Today is March 30 and the Navigate the Chaos question to consider is “how often are you sometimes audacious and sometimes prudent?” Translating one dream into another over decades will require more decisions, choices, and considerations that you could possibly imagine. Knowing when to go left instead of right, and vice versa, is a common theme found throughout the lives of anyone who ever navigated the chaos. To further complicate matters, most life situations have more than two choices. Therefore, today’s post, like others found throughout this Navigate the Chaos series, focuses on decision making.


Napoleon Bonaparte noted that “The art of being sometimes audacious and sometimes very prudent is the secret to success.” Navigating the chaos and leveraging your mind, body, and spirit involves learning when to be audacious and when to be prudent. To help with today’s reflection it is important to start off with definitions. Audacious means the willingness to take bold risks. The definition of prudent is a bit more complicated as its modern meaning resembles little from its original explanation.


In "How the Modern World Made Cowards of Us All," a July 21, 2017, New York Times opinion piece. Arthur C. Brooks explained how the modern connotation of prudence as caution is relatively recent and referred to the German philosopher Josef Pieper’s The Four Cardinal Virtues for the original, and correct, definition. “Prudence comes from the Latin prudentia meaning sagacity or expertise and signified righteous decision making that is rooted in acuity and practical wisdom.”


According to Pieper, the correct definition of being prudent “is the willingness to do the right thing, even if that involves fear and risk.” To clarify Brooks added “In other words, to be rash is only one breach of true prudence. It is also a breach to be timid.”


To shed light on how people approach this decision as to when to be audacious and when to act with prudence, Brooks discussed research conducted by the University of Chicago economist Steven Levitt. To conduct this research Levitt found several thousand people in the throes of a difficult decision, weighing choices like job offers and marriage proposals, who volunteered to let him make the decision for them — with the flip of a coin. Can you imagine letting a stranger flip a coin to help you make a major life decision!


“Heads meant to decide in the affirmative; tails meant to decline. Levitt’s research found people were much more likely to take the decision affirmatively than they would be if left to their devices, so the experiment was effective. The interesting result concerned the participants’ happiness. In follow-up interviews six months later, Levitt found that the average “heads” person was significantly happier than the average “tails” person.

As Brooks summarized “Here is what all this means: Our sin tends to be timidity, not rashness. On average, we say ‘no’ too much when faced with an opportunity or dilemma. True prudence means eschewing safety and familiarity in favor of entrepreneurial living. It requires clear eyes, a courageous heart, and an adventurous spirit.”

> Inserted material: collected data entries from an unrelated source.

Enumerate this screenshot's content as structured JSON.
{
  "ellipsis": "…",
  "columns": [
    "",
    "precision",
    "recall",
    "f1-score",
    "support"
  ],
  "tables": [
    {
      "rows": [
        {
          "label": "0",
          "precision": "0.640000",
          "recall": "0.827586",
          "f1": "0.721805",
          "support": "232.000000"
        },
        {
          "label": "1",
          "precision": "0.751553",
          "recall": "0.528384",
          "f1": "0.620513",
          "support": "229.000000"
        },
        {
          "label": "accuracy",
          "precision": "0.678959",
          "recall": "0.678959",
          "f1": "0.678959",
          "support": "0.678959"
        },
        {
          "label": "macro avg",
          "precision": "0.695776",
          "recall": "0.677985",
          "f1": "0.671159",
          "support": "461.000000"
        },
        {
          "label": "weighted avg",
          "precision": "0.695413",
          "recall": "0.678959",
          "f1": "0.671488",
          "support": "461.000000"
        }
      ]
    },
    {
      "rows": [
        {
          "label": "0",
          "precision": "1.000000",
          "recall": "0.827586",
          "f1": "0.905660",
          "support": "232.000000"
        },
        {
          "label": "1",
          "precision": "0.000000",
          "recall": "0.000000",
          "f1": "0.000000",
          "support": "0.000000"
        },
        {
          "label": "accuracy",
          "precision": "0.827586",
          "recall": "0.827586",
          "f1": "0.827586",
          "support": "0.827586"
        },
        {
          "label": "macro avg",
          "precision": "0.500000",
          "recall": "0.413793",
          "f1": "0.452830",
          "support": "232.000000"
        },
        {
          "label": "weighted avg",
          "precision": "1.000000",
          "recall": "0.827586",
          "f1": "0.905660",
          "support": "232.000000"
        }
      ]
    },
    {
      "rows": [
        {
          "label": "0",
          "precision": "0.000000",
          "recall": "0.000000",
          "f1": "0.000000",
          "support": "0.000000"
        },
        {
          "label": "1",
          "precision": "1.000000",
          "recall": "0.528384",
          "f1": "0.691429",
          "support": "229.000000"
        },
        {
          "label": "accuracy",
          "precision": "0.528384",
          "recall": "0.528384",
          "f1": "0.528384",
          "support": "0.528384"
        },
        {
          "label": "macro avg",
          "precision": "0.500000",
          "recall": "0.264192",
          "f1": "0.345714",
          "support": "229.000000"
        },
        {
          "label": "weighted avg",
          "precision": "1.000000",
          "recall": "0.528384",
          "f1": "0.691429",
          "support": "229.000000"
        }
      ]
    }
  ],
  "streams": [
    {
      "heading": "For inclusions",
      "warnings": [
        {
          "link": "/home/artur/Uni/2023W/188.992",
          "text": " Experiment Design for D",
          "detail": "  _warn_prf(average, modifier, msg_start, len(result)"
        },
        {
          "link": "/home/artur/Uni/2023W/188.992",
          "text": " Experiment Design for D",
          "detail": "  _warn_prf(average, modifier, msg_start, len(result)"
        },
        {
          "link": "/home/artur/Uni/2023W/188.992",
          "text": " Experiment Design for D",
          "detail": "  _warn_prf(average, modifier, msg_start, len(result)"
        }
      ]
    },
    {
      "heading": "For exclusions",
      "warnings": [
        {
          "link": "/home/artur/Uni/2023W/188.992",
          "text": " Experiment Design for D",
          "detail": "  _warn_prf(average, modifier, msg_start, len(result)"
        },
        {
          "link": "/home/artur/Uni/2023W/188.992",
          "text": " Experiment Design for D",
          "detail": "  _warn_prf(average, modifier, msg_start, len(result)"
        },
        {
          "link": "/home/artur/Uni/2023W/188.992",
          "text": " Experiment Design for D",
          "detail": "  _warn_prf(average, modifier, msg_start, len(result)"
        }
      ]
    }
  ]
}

In a November 20, 2014, Psychology Today article "Understand Your Strengths," Ryan M. Niemiec discussed the complexity of prudence. “Prudence is one character strength that is not only one of the least endorsed strengths around the world but one of the least understood strengths.” In other words, people seldom endorse prudence to be used by others while simultaneously being misunderstood. Niemiec continued and wrote “Prudence refers to being ‘wisely cautious.’ Prudence gets a bad rap because individuals tend to think of the overuse of prudence (i.e., stuffiness and rigidity that negatively impacts others) as prudence. However, when prudence is expressed in a balanced way, it is far from stuffiness; instead, it is being conscientious, planful, goal-oriented, and respectful to others. Prudent people usually take the time to think things through, such as examining and reflecting on situations before acting, and approaching life with carefulness.”


Another way of thinking about this is from a scene in the 2000 film Contender when President Jackson Evans (Jeff Bridges) addresses Congress on the nomination of a woman as his Vice President, Senator Laine Hanson (Joan Allen). Evans begins his speech with the following statement which is derived from Napoleon’s quote earlier in this reflection: “Napoleon once said when asked to explain the lack of great statesmen in the world that to get power you need to display absolute pettiness; to exercise power you need to show true greatness; such pettiness and such greatness are rarely found in one person.”


This duality between greatness and pettiness is akin to the balance one needs to find between audacity and prudence. One needs to know when to be bold and when to do the right thing even if that involves fear and risk.

  • Have you been both audacious and prudent in your life?

  • How often do you think about the difference between being audacious compared to being prudent?

  • Upon reflection, do you find yourself having a history of being more audacious or prudent?

  • Moving forward, would you like to practice being more audacious or more prudent? Why is that?

  • Why do you think it is difficult for people/yourself to be ‘sometimes audacious and sometimes prudent?’